Girato fra il 2019 e il 2021, Boiling Point (a cui la distribuzione italiana ha aggiunto Il disastro è servito) ci schiude le porte (stellate) di Jones & Sons, un delizioso ristorantino londinese tutto costolette di agnello e luci soffuse. Il giovane regista di Liverpool Philip Barantini conosce molto bene il palato del pubblico generalista, senza però dimenticarsi di critici e recensori: il suo nuovo film è infatti definibile come l’equivalente cinematografico del tortino al cioccolato con cuore fondente – e magari un tocco di peperoncino, che male non fa. Parliamo, insomma, di un evergreen riesumato dal ricettario di Nonna Papera e reinterpretato per soddisfare papille gustative più diffidenti. In poche parole: siamo davanti al peggiore Kitchen Nightmare di Gordon Ramsay… ma con meno improperi e più stelle Michelin.

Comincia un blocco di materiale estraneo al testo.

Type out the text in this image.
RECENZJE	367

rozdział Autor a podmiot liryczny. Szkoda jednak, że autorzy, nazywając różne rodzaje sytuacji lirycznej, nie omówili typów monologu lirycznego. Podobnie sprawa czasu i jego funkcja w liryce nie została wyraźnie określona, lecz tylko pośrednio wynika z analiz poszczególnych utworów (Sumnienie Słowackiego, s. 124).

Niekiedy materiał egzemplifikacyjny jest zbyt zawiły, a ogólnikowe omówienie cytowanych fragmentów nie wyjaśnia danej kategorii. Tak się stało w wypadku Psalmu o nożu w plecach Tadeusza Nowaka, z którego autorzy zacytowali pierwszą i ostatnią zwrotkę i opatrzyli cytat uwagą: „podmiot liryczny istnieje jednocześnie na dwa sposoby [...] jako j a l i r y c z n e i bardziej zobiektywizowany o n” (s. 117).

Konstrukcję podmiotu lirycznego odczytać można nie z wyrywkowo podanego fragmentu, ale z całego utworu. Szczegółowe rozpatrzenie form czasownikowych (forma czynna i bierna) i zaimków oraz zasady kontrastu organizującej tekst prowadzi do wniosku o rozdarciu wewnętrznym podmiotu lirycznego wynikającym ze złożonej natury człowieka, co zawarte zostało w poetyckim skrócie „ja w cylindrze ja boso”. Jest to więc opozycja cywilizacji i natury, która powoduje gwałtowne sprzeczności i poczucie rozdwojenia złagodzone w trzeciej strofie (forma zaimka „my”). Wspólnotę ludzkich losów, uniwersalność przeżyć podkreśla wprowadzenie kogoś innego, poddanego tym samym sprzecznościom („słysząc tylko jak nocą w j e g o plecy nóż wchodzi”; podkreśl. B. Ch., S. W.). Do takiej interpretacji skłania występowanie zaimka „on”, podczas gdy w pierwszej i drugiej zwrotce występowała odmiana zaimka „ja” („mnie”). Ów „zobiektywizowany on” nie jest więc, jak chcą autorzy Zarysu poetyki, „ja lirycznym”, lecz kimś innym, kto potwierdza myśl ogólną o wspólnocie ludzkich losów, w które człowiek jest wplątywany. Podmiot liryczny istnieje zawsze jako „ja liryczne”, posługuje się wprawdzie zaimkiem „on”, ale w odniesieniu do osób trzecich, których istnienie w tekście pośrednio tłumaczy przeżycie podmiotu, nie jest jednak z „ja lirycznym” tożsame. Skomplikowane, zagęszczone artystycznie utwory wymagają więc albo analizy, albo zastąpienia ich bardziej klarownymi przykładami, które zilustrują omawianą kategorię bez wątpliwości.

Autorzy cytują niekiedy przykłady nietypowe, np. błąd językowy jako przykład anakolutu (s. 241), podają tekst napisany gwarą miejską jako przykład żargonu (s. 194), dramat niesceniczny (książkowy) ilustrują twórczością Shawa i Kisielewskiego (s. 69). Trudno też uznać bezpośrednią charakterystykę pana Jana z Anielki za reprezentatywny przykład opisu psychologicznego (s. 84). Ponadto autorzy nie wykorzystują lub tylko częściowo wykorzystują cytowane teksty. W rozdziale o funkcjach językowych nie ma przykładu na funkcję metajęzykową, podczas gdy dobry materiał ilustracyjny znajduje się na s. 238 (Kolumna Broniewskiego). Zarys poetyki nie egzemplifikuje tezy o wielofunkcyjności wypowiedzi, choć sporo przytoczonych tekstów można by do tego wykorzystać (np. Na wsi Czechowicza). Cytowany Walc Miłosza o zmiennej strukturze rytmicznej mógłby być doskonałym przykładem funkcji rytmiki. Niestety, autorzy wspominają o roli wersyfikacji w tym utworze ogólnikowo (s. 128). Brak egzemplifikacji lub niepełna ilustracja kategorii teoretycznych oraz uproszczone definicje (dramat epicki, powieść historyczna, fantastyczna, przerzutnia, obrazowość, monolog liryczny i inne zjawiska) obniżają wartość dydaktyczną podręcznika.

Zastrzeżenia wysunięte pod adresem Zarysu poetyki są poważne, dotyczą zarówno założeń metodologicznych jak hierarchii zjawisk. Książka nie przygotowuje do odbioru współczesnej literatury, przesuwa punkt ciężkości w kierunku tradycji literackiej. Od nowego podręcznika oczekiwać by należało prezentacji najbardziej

L’idea di Barantini è, nella sua linearità, ambiziosissima: prendere Masterchef (la torta al cioccolato di ogni rete televisiva) e farne una pellicola gourmet. Come? Aggiungendo, ovviamente, il cuore caldo e un tocco di peperoncino – ovvero: un capocuoco sull’orlo di una crisi di nervi e uno staff psicologicamente dissestato. Gli ingredienti sono ottimi, manca il tocco finale: un bel piano sequenza che ci trasporti nei corridoi claustrofobici e febbricitanti dell’alta cucina (nonché del cinema di un certo livello). Il lungometraggio si risolve interamente in un unico segmento narrativo: come succede in ogni ricetta che abbia un minimo di successo, l’elemento principale rimane quasi inviolato, esso conserva il suo sapore fino all’ultima inquadratura.

La trama, dunque, è pressoché banale – come lo può essere la pasta al pomodoro: un’idea nota, ma di complessa realizzazione. Andy Jones (qui interpretato da Stephen Graham) ha abbandonato le cucine del suo mentore per mettersi in proprio. Il locale sembra ben avviato, i camerieri e i capisala ballano un vero e proprio valzer fra i tavoli dei clienti e il magazzino retrostante. Ma una giornata storta basta a disintegrare l’idillio: così, un innocente martedì sera prenatalizio si trasforma in una tragedia dalle proporzioni titaniche.

Ad aprire le danze è un ispettore dell’HACCP – per i meno esperti: l’igienista di professione giunto apposta per rompere le uova nel paniere e scoperchiare teglie contaminate, cibo andato a male (meglio ancora se da settimane!), frigoriferi rotti, piani cottura incrostati e così via in un girone infernale che Mr. Ramsay se lo sogna. Aggiungiamo, in seguito, l’incursione di un cavernicolo parvenue pronto a spendere mille sterline per una bottiglia di vino scadente, nonché per comprarsi il privilegio di tiranneggiare le cameriere. Cuociamo a fuoco lento. Ora, uniamo una tavolata di influencer totalmente cerebrolesi, un gruppo di americane ubriache e una dolce fanciulla dotata di allergia alle noci. Come diceva Čechov? “Se in un romanzo compare una pistola, bisogna che spari”. Beh, nel mondo della ristorazione funziona allo stesso modo: se fra i clienti compare una persona allergica ad un alimento, bisogna che qualcuno glielo serva.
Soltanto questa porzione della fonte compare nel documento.